Aims: Fast-acting insulin analogues (FAIAs) reduce hypoglycaemia and improve administration flexibility compared with short-acting human insulin (SHI). This analysis examines whether these benefits translate into cost offsets when comparing the total treatment costs for FAIA versus SHI used as basal-bolus therapy for treating type 2 diabetes (T2D).

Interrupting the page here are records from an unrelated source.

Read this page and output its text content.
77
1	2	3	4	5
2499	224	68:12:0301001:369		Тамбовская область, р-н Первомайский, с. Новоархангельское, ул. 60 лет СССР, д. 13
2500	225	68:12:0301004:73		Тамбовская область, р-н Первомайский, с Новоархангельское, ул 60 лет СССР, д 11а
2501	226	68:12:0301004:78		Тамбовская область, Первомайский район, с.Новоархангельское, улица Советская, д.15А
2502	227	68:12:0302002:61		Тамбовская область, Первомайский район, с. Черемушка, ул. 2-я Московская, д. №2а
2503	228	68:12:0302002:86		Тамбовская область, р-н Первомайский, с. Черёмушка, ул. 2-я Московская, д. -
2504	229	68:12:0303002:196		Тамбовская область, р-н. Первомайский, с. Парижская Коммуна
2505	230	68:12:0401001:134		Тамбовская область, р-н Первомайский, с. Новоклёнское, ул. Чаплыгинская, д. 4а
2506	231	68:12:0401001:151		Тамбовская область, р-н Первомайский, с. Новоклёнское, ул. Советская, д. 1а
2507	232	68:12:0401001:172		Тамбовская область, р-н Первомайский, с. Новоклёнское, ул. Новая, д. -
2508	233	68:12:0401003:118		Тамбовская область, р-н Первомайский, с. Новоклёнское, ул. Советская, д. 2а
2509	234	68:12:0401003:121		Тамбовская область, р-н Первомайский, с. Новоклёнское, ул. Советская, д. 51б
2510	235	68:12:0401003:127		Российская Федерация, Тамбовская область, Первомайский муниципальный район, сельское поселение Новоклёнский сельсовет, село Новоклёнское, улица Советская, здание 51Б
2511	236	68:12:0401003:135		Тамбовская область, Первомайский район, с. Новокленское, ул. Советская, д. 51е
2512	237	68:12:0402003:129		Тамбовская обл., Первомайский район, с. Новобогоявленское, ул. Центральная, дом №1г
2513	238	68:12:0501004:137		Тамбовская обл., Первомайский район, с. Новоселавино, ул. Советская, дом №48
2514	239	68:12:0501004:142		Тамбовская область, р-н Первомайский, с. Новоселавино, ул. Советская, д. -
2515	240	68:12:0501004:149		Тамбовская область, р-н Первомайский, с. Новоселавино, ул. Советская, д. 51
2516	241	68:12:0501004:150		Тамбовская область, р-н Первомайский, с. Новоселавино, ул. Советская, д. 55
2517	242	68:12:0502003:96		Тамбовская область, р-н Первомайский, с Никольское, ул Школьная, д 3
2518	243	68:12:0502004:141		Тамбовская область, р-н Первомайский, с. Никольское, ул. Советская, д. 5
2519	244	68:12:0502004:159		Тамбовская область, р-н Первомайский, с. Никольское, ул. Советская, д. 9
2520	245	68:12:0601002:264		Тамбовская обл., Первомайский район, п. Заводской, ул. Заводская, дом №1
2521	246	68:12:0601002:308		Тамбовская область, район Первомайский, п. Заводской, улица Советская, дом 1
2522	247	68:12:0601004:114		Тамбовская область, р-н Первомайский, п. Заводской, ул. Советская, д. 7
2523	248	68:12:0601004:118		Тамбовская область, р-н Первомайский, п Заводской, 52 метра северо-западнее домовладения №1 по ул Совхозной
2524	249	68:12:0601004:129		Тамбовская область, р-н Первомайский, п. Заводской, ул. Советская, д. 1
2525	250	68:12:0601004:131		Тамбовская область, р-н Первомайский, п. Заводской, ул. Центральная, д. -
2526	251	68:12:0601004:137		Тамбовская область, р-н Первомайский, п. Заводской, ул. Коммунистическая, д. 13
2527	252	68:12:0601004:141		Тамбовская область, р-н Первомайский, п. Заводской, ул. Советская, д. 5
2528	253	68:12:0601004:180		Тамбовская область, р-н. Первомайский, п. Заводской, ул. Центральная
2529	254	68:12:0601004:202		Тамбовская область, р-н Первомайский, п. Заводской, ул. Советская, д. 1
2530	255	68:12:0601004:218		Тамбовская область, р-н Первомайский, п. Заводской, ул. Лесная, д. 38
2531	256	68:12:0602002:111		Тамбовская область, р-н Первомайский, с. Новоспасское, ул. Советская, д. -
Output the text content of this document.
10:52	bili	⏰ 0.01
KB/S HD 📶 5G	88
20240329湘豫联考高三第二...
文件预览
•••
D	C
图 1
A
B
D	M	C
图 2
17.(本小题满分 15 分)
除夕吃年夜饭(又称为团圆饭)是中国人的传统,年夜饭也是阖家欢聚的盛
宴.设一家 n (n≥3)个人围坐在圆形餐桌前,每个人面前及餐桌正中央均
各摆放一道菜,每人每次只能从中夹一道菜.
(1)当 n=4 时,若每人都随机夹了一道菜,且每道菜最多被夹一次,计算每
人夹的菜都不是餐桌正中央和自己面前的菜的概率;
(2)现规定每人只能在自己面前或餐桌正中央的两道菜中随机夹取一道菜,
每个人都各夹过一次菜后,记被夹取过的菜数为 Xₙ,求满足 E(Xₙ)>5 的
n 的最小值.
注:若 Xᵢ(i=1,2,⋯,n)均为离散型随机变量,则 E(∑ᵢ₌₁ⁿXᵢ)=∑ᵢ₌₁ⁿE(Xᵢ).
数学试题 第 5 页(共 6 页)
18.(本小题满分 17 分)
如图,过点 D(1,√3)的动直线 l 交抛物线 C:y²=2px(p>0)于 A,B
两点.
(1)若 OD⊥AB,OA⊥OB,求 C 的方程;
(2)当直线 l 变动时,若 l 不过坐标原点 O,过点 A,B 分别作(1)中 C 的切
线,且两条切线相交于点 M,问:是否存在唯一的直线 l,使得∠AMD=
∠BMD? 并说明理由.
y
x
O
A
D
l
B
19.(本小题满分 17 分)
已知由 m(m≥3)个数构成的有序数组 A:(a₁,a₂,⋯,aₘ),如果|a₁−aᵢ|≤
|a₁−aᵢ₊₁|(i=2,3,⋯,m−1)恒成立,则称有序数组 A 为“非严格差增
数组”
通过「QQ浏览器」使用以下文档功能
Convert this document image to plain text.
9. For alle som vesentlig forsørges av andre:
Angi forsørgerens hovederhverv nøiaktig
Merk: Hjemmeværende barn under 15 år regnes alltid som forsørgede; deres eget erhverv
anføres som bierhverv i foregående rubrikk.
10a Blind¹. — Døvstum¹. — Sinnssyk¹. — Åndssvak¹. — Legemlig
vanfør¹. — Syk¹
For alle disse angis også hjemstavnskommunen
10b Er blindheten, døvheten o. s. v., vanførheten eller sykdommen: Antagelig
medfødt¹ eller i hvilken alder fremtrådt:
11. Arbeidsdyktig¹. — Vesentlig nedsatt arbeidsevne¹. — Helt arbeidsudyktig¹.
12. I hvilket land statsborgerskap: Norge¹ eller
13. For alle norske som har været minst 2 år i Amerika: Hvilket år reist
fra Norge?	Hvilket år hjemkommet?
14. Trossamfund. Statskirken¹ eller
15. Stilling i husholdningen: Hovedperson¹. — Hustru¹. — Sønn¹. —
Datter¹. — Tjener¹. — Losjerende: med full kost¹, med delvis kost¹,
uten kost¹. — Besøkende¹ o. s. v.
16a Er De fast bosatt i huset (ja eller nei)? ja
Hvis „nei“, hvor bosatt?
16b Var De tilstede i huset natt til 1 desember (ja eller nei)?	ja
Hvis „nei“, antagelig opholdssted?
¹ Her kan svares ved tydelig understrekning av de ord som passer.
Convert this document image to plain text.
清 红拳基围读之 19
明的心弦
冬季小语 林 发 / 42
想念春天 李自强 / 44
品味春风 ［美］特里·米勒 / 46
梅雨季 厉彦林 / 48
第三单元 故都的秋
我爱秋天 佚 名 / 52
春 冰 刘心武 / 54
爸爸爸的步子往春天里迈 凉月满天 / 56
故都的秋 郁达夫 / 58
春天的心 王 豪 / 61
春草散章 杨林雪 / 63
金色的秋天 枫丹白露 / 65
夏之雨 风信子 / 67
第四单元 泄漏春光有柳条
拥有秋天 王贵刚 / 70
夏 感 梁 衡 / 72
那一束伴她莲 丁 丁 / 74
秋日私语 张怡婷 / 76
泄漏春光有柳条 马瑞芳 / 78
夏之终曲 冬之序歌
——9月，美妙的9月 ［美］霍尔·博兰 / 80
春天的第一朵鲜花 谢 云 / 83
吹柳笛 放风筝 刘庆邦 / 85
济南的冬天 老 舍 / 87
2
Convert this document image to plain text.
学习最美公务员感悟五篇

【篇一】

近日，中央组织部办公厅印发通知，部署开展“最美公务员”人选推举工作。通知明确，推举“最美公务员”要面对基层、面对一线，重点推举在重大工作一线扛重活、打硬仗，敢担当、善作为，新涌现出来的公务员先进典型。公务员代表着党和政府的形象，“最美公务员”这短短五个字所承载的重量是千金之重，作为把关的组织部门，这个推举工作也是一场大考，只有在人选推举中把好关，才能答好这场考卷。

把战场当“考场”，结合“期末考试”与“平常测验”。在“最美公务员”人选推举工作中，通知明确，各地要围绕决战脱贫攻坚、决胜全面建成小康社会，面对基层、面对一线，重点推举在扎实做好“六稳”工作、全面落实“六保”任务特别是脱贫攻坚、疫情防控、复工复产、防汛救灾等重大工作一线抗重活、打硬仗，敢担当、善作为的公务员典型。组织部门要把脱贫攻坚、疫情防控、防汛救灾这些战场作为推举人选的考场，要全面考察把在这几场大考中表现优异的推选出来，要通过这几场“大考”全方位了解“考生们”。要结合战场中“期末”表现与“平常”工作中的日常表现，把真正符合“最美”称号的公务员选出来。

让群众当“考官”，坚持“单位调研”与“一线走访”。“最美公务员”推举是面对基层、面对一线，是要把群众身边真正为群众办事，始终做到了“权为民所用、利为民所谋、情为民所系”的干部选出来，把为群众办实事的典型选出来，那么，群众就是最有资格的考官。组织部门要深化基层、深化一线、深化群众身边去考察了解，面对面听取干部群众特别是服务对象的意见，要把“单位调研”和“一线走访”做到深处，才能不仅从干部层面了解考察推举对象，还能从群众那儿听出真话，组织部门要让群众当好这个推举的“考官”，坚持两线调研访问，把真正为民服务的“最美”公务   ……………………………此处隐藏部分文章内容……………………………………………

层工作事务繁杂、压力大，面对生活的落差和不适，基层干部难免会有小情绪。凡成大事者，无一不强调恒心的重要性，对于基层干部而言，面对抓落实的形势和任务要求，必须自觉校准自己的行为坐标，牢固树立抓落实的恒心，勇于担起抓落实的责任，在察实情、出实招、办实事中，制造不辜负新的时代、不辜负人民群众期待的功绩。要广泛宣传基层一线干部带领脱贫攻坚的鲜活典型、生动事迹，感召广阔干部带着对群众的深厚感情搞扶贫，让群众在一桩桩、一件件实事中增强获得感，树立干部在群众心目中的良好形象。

Methods: Registry data covering the Danish population including demographic variables, prescription, hospital and primary care data formed the basis for analysis. To capture patients on basal-bolus therapy only, inclusion criteria were ≥2 prescriptions of either long-acting insulin analogues (LAIAs) or neutral protamine Hagedorn (NPH) insulin (basal component), and ≥2 prescriptions for either an FAIA or SHI (bolus component) during the inclusion period (1 January-31 December 2005). Patients using LAIAs (n = 521) or NPH (n = 2695) were analysed separately. Within each basal cohort, patients using FAIAs or SHI were matched regarding observable variables using propensity scores. Healthcare costs were analysed for a follow-up period (maximum 2 years post-inclusion).

Results: Within each cohort, matching produced groups with similar observed covariates. Overall direct healthcare costs in the LAIA cohort were €4183 and €5289 for FAIA and SHI, respectively. In the NPH cohort, costs were €4940 and €4699 for FAIA and SHI, respectively. For both basal cohorts, cost differences between FAIA and SHI were not statistically significant.

Limitations: As the propensity score model cannot account for unobserved variables, conclusions of causality cannot be made. Moreover, exclusion of indirect costs and application of hospital contact charges accrued in the discharge year only may result in an underestimation of overall healthcare costs.

Conclusion: Using matched cohorts, treating patients with T2D using basal-bolus regimens containing FAIAs was no more costly to the Danish healthcare system than regimens using SHI. FAIAs provide a flexible administration and optimal glucose control for a similar cost.